The DNA head, Laura Codruta Kovesi, told Digi 24 private broadcaster on Wednesday, that she approved of the Cooperation and Verification Mechanism being kept in place.
“I don’t know what political consequences there are, but I, as magistrate, can tell you that this CVM has been extremely useful for us and, if it continues, if the European Commission decides that it should continue, we shall continue to be extremely cooperative and I am positive that all the evaluations to be made will be as objective. In my point of view, this mechanism has blocked many times certain initiatives that wanted to restrict the investigation instruments or wanted to restrict DNA powers. (…) Each time, this CVM brought into discussion the support of the European institutions (…) for keeping up the progress made so far. From this perspective, I agree on the CVM being kept in place,” Kovesi said.

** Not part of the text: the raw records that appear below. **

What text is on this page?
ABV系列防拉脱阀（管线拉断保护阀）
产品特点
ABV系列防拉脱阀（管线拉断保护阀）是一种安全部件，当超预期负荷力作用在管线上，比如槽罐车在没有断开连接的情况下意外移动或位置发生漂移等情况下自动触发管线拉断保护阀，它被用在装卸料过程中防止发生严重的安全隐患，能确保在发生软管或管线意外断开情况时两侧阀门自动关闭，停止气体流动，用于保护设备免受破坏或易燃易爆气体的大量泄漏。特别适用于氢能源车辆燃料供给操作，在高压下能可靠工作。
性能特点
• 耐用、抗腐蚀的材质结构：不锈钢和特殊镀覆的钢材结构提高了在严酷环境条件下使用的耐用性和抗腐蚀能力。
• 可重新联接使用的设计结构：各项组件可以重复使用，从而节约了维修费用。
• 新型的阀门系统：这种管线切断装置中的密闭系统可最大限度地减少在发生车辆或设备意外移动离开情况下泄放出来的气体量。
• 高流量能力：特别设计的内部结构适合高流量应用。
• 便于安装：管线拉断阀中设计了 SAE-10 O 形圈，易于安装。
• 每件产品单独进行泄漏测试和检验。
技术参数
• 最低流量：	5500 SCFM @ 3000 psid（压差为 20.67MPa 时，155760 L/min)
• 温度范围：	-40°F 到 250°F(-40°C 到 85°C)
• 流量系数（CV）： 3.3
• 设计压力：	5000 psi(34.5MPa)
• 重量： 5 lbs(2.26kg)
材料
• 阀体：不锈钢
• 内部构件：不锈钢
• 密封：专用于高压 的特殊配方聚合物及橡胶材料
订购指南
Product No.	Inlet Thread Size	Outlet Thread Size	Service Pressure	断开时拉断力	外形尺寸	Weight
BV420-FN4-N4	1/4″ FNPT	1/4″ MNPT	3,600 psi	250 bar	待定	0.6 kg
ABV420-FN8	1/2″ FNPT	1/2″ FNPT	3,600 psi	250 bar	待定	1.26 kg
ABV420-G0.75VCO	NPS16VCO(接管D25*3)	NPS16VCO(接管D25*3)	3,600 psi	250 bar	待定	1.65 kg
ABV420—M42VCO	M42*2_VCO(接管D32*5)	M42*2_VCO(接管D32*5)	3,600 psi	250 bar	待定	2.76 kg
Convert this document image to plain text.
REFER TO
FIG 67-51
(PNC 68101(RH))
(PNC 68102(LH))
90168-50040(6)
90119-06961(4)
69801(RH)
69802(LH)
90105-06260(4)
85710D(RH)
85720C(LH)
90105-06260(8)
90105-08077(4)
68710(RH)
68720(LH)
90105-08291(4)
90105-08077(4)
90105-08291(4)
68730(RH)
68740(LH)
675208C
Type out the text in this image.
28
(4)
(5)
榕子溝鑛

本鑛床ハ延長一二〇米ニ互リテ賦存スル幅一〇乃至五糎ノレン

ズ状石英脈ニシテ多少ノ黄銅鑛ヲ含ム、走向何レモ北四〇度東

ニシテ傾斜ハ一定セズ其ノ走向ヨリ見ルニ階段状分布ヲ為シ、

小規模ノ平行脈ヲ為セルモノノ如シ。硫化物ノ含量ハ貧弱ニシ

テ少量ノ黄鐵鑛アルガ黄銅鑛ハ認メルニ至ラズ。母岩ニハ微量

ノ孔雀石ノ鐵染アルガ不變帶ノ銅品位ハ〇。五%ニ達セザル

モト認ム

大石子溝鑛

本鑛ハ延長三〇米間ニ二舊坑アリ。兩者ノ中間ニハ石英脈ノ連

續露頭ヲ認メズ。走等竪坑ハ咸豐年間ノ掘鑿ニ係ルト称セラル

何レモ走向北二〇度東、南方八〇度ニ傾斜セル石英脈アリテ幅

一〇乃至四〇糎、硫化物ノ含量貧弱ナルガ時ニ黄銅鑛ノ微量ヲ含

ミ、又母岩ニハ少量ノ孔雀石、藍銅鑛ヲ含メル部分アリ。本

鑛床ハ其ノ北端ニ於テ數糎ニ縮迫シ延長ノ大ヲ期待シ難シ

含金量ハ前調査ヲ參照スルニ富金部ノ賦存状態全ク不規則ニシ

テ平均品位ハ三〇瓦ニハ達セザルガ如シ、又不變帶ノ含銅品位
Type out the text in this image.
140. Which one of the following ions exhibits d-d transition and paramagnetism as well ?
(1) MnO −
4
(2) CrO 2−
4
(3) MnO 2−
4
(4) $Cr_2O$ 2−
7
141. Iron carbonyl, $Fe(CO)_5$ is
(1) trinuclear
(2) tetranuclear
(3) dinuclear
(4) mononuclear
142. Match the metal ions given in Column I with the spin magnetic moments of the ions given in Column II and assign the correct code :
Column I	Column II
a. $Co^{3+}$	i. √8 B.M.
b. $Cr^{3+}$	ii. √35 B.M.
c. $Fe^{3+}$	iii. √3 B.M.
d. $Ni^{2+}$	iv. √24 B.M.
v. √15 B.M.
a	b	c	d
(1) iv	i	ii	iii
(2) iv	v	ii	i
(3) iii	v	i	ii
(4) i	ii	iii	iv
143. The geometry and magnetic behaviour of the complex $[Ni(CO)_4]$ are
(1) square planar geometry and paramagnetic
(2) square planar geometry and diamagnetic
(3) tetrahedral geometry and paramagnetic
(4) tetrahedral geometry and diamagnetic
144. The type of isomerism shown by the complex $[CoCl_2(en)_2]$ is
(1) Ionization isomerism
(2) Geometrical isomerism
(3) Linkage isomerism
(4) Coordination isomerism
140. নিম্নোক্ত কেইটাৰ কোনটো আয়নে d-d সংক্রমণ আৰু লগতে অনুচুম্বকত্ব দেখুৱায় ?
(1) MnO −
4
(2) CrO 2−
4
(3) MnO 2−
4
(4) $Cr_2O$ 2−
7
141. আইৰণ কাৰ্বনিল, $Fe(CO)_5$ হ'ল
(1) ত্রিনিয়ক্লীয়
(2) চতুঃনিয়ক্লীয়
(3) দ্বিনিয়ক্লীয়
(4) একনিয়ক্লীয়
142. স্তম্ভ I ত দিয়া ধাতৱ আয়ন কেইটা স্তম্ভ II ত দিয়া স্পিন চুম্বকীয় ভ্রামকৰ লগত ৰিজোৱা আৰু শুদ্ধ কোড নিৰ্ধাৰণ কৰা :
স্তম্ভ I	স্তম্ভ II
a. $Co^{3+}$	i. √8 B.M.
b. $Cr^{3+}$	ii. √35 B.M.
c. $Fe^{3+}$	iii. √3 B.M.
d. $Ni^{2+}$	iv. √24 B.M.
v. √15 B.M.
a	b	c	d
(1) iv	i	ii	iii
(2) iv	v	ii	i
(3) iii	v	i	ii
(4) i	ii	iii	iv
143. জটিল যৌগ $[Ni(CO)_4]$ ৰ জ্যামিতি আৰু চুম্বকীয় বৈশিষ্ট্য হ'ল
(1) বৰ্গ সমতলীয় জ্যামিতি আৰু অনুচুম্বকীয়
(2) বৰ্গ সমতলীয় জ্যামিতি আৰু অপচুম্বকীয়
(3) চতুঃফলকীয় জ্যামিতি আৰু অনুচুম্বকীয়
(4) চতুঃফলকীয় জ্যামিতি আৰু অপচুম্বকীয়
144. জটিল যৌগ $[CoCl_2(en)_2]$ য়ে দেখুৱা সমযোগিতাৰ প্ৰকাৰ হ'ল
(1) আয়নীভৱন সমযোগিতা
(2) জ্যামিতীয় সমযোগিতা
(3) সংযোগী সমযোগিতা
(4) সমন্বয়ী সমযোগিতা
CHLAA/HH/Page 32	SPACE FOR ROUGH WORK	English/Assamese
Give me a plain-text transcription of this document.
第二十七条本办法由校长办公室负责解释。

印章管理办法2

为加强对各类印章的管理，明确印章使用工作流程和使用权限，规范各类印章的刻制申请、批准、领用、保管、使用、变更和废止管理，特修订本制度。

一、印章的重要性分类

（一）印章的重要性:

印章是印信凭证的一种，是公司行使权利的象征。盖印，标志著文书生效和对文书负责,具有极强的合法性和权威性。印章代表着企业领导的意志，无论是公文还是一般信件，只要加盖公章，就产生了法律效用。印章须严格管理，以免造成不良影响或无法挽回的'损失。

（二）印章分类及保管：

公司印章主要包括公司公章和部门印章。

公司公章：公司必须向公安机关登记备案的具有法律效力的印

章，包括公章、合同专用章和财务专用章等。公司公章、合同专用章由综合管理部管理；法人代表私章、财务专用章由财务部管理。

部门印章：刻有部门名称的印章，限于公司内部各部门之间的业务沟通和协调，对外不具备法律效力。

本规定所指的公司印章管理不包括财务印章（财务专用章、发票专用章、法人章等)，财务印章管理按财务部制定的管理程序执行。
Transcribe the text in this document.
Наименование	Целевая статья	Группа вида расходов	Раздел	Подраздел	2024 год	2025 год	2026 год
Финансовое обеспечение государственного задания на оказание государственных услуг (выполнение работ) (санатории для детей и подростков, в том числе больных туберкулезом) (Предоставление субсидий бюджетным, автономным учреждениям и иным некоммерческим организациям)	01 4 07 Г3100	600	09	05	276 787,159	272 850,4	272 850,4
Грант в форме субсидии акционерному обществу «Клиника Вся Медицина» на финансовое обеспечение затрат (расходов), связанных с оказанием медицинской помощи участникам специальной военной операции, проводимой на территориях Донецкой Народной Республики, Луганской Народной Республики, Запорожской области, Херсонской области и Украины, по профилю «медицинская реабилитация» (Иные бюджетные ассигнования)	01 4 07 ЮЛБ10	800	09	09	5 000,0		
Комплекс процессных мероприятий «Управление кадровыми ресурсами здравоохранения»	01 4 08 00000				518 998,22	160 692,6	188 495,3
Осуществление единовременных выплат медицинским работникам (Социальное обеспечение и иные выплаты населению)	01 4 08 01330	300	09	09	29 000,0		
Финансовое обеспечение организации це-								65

On the other hand, Prime Minister Dacian Ciolos on Wednesday told his Dutch counterpart Mark Rutte that the Romanian society is capable of undertaking the fight against corruption and securing justice independence “without being monitored from the outside.”
“At this lunch, we had time today to go into details about the political situation in Romania, the economic stability that we have, the maturity of the Romanian society which is capable of undertaking, on its own, without being monitored from outside, certain responsibilities, including the fight against corruption and [securing] justice independence. The Romanian society has already proven this lately and this kind of arguments are also important in the position our European partners will take, including in terms of the kind of political decisions [the accession to the Schengen area],” Ciolos told a joint news conference with Rutte.